Molte città lombarde danno incentivi ai locali che non prevedono il gioco d'azzardo legale, alterando così il mercato in base a una valutazione di liberi comportamenti individuali

giocoLa Lombardia ha il record nazionale del gioco d’azzardo (terza industria italiana dopo Eni e Fiat) con una spesa annua di 14,38 miliardi di euro nel 2012. Lo apprendiamo da un articolo sulle pagine lombarde del Corriere della Sera, dai toni inequivocabilmente moralistici fin dal titolo: “Slot, la battaglia (solitaria) dei Comuni”. La battaglia è descritta in questi termini: una contrapposizione fra i Comuni, che cercherebbero di salvare i loro cittadini e lo Stato, che vorrebbe far soldi sull’azzardo. Ma perché i Comuni devono lottare contro una libera scelta dei loro cittadini? Nessuno li costringe a tentare la sorte col gioco d’azzardo. Eppure lo Stato italiano ha definito la dipendenza dal gioco, la ludopatia, come una malattia curabile presso il Servizio Sanitario Nazionale e non come un’espressione del libero arbitrio.

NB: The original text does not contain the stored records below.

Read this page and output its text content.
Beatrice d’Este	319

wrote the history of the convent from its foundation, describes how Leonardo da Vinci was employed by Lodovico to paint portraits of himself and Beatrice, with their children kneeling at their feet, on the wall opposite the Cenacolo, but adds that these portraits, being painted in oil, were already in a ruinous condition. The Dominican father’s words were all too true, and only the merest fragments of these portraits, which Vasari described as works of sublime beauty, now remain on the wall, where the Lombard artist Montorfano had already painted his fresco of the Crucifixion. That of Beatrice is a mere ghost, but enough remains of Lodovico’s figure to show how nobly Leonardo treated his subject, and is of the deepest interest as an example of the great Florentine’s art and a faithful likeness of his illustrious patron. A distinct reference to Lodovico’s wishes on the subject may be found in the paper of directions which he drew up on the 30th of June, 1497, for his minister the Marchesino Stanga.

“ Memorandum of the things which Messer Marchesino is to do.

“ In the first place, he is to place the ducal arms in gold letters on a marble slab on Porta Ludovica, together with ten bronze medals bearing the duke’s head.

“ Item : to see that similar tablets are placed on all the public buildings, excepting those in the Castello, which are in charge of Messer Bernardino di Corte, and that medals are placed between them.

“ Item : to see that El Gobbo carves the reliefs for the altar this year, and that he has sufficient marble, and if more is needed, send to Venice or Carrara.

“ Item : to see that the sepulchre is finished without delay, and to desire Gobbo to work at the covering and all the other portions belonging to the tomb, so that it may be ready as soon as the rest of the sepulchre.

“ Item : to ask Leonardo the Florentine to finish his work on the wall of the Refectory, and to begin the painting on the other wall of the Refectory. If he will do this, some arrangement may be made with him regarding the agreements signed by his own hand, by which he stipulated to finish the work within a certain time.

Diversi Comuni della Lombardia, lungi dal contrapporsi a questa logica, si stanno semplicemente dimostrando più realisti del re, contribuendo alla rieducazione dei cittadini con una serie di iniziative pubbliche. Che vanno dall’alleggerimento dell’Imu per i bar che non tengono le slot machine (come nel comune di Costamagna, provincia di Lecco), all’adesione a manifesti di lotta al gioco d’azzardo (Monza); dai regolamenti per tenere lontane le macchine “mangiasoldi” da scuole, ospedali e università (Pavia) ai cartelli dissuasori appesi in paese per volontà del sindaco (Villanuova sul Clisi, in provincia di Brescia). Anche il comune di Como, che pure ospita nella sua provincia il casinò di Campione d’Italia (l’unico della Lombardia), sta studiando una serie di incentivi per i baristi che rifiutano le macchinette “tentatrici”.

Il gioco d’azzardo legale, è bene ricordarlo, è un monopolio di Stato. Tutte queste iniziative di lotta al gioco comportano minori introiti o una maggior spesa pubblica a livello locale e nazionale, per contrastare un’attività che era stata ideata proprio per aumentare il gettito fiscale. Ma è talmente forte la tentazione di voler salvare i cittadini dai loro vizi, che lo Stato è disposto a rinunciare a una parte dei suoi stessi introiti. È un bel paradosso anche sul piano morale. Se paghi le tasse provando il brivido del gioco e cercando almeno di vincere un premio (che è e resta un bell’incentivo), è male. Se paghi contro la tua volontà e soffrendo, è bene. In sintesi: devi pagare e soffrire. Meraviglie dello Stato “etico”.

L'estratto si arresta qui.